Feel the dirt beneath your feet.
Jett did, and the ground anchored him. He was in his body, and he was standing on the ground, and he had fingers that could move and a heart that pounded to the same rhythm as the distant beat reverberating in the air. Thud, thud, thud.
Are we done here?
Those numbers that weren’t exactly numbers mixed and mingled in the air, changing into other numbers and then dripping away like glittery rain. He had this vague flash of understanding that those numbers explained everything. But he couldn’t read it, so it didn’t matter. The misty images of the children who hadn’t understood his pain faded, becoming air that blew away. He clasped the hand of the boy who was him, and the boy turned, laying his head on Jett’s chest and falling inside. Done.
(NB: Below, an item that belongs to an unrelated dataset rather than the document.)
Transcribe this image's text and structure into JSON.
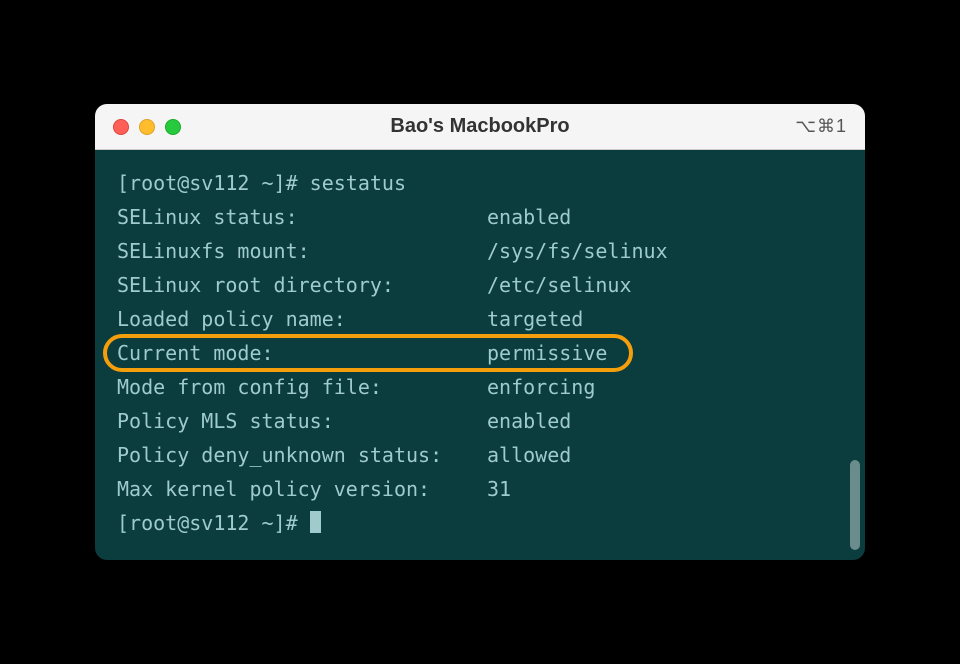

He followed his guide to the high school and the bowling alley where he’d worked. He saw himself here, there, and everywhere. He watched his happy moments and his sad. He’d hurt people, and they hadn’t known why. He watched himself drink his first beer, remembered the way the pain grew fuzzy and the blessed oblivion that had come. He watched himself hurl terrible insults at a girlfriend who had teasingly grabbed his ass while they were making out because he didn’t want anyone to touch him there, not ever, but especially not in a moment of weakness, when his guard was down. He liked sex for the same reason he liked beer, for the oblivion it brought. But he had too many triggers, and she’d crossed one. And she’d cried, and he’d apologized, but he’d never spoken to her again after that. He couldn’t; the shame was too great. And he set his hand on that boy’s shoulder and told him it was okay, and the boy that was him folded inside, and Jett continued on.
To the old mill where he got high every day, to that bus station where he used the last of his money he hadn’t spent on drugs to buy a ticket that would take him anywhere but there. Anywhere. Anywhere but there. To San Francisco. The city by the bay with the golden bridge that had turned out not to be golden at all.
He started to step onto that bus, to walk to the young man that was him, huddled in the back, trying to make himself small. But a flash of red caught his eye, and he turned, his heart jolting as he saw the little boy step from behind a column. Shh, his guide said, her feathers brushing against his cheek. Back, forth, back, forth.
Thud, thud, thud.
His heart slowed; he felt the brush of feathers and the earth beneath his feet. He blinked, but the boy remained, gaze hung on him. “Help,” the boy croaked. “Help me.”